You can implement this model using a framework like TensorFlow or PyTorch for deep learning and reinforcement learning. For time-series forecasting, you can integrate models like Prophet or ARIMA.

  • RL libraries such as OpenAI’s Gym or Stable-Baselines can help in building the reinforcement learning component.

  • The optimization function can be implemented using SciPy’s optimization package or any modern gradient-based optimizers (e.g., Adam).

  1. Soft Actor-Critic (SAC) Why: SAC is a robust and efficient model for continuous action spaces, and your problem involves continuous variables like credit limits and interest rates. SAC can handle the continuous nature of your objectives while optimizing for a balance between exploration and exploitation using entropy maximization. How: You can define the credit limit and interest rate as continuous actions and use the reward function to optimize for profit, factoring in credit risk, default rates, and customer retention. You can also incorporate penalty mechanisms for defaults or higher risk.

  2. Proximal Policy Optimization (PPO) Why: PPO is a popular choice for stability and ease of use in multi-objective tasks. It can handle continuous prediction tasks like yours while ensuring policy updates remain stable. How: You could model credit limit and interest rate predictions as two separate outputs within the same policy. The reward function would encourage balancing risk, maximizing profit, and managing default probabilities.

  3. Multi-Objective Reinforcement Learning (MORL) with SAC or PPO Why: Since you have multiple objectives (profit maximization and minimizing risk of default), a multi-objective approach with SAC or PPO can be adapted to handle both objectives simultaneously. This approach allows you to balance the competing trade-offs, for example, between higher credit limits (higher potential profit but also higher risk) and lower interest rates (to retain customers but maintain profitability). How: The reward function could use a weighted sum of objectives or a Pareto front approach to optimize both the credit limit and interest rate simultaneously. This would allow you to manage trade-offs effectively.

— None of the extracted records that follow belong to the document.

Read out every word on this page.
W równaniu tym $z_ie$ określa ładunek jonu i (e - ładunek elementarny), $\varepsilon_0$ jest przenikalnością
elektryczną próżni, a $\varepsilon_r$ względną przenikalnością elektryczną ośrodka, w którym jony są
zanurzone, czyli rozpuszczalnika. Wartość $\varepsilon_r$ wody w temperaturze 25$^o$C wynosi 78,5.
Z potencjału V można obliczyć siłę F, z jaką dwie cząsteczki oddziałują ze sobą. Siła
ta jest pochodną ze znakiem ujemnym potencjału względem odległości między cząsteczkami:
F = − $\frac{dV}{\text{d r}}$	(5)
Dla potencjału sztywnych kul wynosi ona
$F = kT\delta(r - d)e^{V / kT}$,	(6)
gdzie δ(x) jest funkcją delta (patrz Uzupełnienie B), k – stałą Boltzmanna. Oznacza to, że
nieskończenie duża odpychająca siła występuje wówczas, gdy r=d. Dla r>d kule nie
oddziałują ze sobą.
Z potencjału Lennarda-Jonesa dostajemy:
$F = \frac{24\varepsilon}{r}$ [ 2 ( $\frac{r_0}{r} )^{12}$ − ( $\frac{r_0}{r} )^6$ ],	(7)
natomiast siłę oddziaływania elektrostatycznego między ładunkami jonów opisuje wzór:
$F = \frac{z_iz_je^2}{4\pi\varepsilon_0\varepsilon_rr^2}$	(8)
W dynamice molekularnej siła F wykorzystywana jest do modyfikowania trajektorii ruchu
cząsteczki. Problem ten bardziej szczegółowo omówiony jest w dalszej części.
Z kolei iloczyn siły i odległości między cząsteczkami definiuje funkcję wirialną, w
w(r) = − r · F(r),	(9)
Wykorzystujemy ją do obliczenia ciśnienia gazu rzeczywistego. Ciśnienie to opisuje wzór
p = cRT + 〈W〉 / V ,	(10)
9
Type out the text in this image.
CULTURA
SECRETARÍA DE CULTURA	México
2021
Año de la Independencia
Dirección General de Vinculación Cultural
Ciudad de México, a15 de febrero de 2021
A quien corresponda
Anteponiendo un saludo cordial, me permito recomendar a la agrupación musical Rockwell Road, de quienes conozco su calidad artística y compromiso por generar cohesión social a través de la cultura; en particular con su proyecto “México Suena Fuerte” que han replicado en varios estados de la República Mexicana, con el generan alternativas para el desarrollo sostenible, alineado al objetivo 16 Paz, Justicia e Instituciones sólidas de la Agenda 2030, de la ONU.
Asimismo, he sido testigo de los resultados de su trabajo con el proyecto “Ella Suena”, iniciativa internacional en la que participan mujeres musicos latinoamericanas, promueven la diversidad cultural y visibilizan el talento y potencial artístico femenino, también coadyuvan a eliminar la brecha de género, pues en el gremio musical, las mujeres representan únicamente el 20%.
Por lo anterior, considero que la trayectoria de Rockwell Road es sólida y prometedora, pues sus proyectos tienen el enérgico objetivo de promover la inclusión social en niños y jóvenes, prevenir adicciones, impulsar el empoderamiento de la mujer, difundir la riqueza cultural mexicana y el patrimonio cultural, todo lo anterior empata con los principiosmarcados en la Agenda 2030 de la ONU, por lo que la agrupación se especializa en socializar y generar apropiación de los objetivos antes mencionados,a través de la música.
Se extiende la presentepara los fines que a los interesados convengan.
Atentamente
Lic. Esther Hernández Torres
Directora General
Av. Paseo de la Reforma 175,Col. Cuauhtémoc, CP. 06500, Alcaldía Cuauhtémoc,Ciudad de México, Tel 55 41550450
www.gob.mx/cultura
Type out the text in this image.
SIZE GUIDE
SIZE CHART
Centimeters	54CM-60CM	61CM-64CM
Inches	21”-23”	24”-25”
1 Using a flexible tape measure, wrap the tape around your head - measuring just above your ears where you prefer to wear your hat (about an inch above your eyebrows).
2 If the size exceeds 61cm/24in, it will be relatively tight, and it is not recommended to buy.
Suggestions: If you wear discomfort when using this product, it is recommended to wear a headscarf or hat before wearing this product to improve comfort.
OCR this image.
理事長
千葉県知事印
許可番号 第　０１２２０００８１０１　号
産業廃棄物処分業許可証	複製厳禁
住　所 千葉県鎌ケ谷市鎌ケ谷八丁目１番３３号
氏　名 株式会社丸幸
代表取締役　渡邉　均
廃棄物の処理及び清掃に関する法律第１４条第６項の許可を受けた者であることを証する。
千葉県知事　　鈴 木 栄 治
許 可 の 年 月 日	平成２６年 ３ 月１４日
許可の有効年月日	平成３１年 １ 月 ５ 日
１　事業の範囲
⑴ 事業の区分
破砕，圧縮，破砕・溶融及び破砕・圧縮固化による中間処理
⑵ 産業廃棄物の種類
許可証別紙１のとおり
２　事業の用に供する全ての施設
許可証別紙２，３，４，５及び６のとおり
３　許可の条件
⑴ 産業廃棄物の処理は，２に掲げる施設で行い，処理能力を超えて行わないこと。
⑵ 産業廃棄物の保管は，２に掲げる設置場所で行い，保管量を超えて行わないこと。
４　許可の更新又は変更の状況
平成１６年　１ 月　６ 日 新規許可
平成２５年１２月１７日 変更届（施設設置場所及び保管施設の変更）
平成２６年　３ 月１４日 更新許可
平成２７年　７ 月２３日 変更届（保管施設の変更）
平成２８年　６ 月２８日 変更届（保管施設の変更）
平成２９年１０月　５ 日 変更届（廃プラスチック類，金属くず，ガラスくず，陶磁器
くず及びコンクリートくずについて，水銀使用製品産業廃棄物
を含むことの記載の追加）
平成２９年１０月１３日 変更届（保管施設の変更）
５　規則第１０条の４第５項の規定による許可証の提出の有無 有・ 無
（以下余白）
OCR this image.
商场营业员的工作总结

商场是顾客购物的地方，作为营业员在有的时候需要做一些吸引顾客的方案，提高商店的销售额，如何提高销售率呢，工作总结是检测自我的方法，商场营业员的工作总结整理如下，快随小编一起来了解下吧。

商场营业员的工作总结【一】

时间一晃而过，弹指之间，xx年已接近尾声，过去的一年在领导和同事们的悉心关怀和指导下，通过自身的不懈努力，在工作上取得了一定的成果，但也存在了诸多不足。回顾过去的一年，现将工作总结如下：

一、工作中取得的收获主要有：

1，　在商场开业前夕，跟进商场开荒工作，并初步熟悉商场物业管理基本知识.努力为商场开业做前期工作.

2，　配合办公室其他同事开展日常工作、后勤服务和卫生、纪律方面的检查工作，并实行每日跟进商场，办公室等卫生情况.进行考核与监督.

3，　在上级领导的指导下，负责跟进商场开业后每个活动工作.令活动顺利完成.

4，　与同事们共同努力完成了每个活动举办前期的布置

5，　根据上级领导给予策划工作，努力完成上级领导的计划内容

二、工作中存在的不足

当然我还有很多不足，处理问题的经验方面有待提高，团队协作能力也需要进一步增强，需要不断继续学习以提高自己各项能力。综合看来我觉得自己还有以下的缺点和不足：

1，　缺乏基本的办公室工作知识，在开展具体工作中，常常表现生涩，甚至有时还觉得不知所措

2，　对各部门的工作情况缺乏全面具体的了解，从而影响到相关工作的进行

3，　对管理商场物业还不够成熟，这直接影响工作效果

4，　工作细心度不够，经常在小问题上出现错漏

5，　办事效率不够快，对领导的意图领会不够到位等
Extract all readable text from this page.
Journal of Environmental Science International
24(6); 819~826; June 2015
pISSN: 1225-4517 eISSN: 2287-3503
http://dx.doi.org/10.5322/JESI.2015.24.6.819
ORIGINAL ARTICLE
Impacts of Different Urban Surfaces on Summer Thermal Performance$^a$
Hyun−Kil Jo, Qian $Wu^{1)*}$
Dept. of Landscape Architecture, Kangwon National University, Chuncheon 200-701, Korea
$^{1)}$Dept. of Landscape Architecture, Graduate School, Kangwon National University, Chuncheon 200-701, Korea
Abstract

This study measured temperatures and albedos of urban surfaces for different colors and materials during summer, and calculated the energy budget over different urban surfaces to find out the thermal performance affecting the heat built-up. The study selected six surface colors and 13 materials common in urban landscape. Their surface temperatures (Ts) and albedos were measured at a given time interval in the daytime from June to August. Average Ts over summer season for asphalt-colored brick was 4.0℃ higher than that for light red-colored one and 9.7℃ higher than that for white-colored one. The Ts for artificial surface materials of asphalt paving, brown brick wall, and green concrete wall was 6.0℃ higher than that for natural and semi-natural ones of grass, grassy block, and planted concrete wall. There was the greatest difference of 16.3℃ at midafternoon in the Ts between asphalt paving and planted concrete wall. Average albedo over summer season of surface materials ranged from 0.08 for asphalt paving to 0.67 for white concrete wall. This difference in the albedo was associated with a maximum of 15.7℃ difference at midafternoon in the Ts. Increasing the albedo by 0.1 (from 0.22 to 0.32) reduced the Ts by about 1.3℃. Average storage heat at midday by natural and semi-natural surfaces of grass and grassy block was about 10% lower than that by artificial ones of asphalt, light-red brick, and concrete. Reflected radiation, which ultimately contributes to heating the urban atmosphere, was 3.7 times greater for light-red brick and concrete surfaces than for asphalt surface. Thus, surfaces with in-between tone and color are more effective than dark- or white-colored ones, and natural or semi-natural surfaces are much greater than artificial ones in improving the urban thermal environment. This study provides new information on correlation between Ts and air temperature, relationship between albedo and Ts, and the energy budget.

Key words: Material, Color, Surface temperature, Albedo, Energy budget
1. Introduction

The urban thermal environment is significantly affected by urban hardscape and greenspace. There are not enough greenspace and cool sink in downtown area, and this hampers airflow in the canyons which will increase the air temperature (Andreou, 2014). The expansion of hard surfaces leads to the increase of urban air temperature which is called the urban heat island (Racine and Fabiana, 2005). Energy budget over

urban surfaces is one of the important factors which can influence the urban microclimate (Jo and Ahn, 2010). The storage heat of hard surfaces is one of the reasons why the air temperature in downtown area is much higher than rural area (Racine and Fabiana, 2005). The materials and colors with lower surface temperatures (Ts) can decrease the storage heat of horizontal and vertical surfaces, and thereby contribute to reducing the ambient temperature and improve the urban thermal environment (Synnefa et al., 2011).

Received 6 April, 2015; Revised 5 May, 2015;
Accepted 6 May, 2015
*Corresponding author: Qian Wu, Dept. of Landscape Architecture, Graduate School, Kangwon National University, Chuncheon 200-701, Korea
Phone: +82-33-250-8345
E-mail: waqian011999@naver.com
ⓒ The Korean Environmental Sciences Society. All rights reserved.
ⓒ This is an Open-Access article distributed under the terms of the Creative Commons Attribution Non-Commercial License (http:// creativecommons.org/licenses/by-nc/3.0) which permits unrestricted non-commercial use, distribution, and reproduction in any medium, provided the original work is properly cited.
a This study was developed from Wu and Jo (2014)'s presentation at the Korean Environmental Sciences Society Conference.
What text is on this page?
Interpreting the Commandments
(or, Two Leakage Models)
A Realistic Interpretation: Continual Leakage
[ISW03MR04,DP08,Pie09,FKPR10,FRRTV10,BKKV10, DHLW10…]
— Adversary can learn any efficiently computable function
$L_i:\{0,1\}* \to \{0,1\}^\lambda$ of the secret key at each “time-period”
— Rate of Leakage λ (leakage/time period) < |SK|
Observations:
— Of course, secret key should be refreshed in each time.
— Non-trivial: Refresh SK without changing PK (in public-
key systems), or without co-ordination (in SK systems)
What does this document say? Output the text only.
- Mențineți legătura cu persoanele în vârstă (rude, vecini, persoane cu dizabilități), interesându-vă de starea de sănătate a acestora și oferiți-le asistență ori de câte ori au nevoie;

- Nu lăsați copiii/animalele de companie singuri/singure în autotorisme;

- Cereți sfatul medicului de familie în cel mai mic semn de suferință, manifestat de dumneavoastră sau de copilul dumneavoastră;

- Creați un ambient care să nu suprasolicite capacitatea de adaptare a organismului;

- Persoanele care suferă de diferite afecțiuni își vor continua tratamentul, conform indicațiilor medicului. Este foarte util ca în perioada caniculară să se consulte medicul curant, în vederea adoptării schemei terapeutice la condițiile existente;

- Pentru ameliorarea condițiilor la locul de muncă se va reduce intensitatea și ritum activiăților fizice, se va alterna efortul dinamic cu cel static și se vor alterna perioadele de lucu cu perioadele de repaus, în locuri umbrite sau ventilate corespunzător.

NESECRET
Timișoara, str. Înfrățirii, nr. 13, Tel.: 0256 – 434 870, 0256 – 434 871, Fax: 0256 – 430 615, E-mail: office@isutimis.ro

  4. Hierarchical Reinforcement Learning (HRL) Why: In your case, predicting credit limits and interest rates involves multiple decisions over time (both short-term and long-term). HRL can model this by breaking down tasks into sub-tasks: determining an optimal credit limit first, then optimizing the interest rate based on that decision. How: HRL can handle your task by learning higher-level decisions (credit limit) and lower-level decisions (interest rate) hierarchically. This approach would allow you to optimize for each decision level while considering long-term profit and default risk.

  5. Multi-Agent Reinforcement Learning (MARL) Why: If you want to model each customer as an agent with individual characteristics and optimize for each agent’s credit limit and interest rate, MARL might be a good approach. It allows for modeling interactions between agents (e.g., customers with different risk profiles). How: Each customer (or agent) could have their own policy determining credit limits and interest rates, while the global system optimizes overall profit and risk at the portfolio level.

Recommendation

Soft Actor-Critic (SAC) or PPO with a multi-objective reward function is likely the best fit for your use case. These models are well-suited for continuous control problems and can handle both the credit limit and interest rate predictions simultaneously.